On the Complexities of Understanding Matching Mechanisms

We study various novel complexity measures for two-sided matching mechanisms, applied to the popular real-world school choice mechanisms of Deferred Acceptance (DA) and Top Trading Cycles (TTC). In contrast to typical bounds in computer science, our metrics are not aimed to capture how hard the mechanisms are to compute. Rather, they aim to capture certain aspects of the difficulty of understanding or explaining the mechanisms and their properties. First, we study a set of questions regarding the complexity of how one agent's report can affect other facets of the mechanism. We show that in both DA and TTC, one agent's report can have a structurally complex effect on the final matching. Considering how one agent's report can affect another agent's set of obtainable options, we show that this effect has high complexity for TTC, but low complexity for DA, showing that one agent can only affect another in DA in a quantitatively controlled way.

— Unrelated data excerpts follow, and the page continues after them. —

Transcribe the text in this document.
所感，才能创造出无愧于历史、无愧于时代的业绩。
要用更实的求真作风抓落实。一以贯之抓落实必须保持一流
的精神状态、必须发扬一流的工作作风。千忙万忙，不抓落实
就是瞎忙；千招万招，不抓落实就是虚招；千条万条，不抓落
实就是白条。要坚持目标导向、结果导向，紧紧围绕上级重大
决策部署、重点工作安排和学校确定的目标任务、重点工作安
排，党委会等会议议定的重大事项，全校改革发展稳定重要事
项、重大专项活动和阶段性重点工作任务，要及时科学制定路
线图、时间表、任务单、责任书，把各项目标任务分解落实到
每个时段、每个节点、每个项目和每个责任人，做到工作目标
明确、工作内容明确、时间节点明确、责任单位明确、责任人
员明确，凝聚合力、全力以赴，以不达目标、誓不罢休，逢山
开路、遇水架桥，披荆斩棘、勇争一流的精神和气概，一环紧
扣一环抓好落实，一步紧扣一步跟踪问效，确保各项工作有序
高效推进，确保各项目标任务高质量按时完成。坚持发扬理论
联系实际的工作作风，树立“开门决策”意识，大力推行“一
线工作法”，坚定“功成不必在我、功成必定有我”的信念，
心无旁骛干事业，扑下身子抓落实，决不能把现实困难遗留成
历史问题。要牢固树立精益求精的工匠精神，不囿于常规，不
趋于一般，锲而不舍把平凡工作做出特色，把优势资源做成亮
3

Second, we study a set of questions about the complexity of communicating various facets of the outcome matching, after calculating it. We find that when there are many more students than schools, it is provably harder to concurrently describe to each student her match in TTC than in DA. In contrast, we show that the outcomes of TTC and DA are equally hard to jointly verify, and that all agents' sets of obtainable options are equally hard to describe, showcasing ways in which the two mechanisms are comparably complex. Our results uncover new lenses into how TTC may be more complex than DA. This stands in contrast with recent results under different models, emphasizing the richness of the landscape of complexities of matching mechanisms. Our proofs uncover novel structural properties of TTC and DA, which may be of independent interest.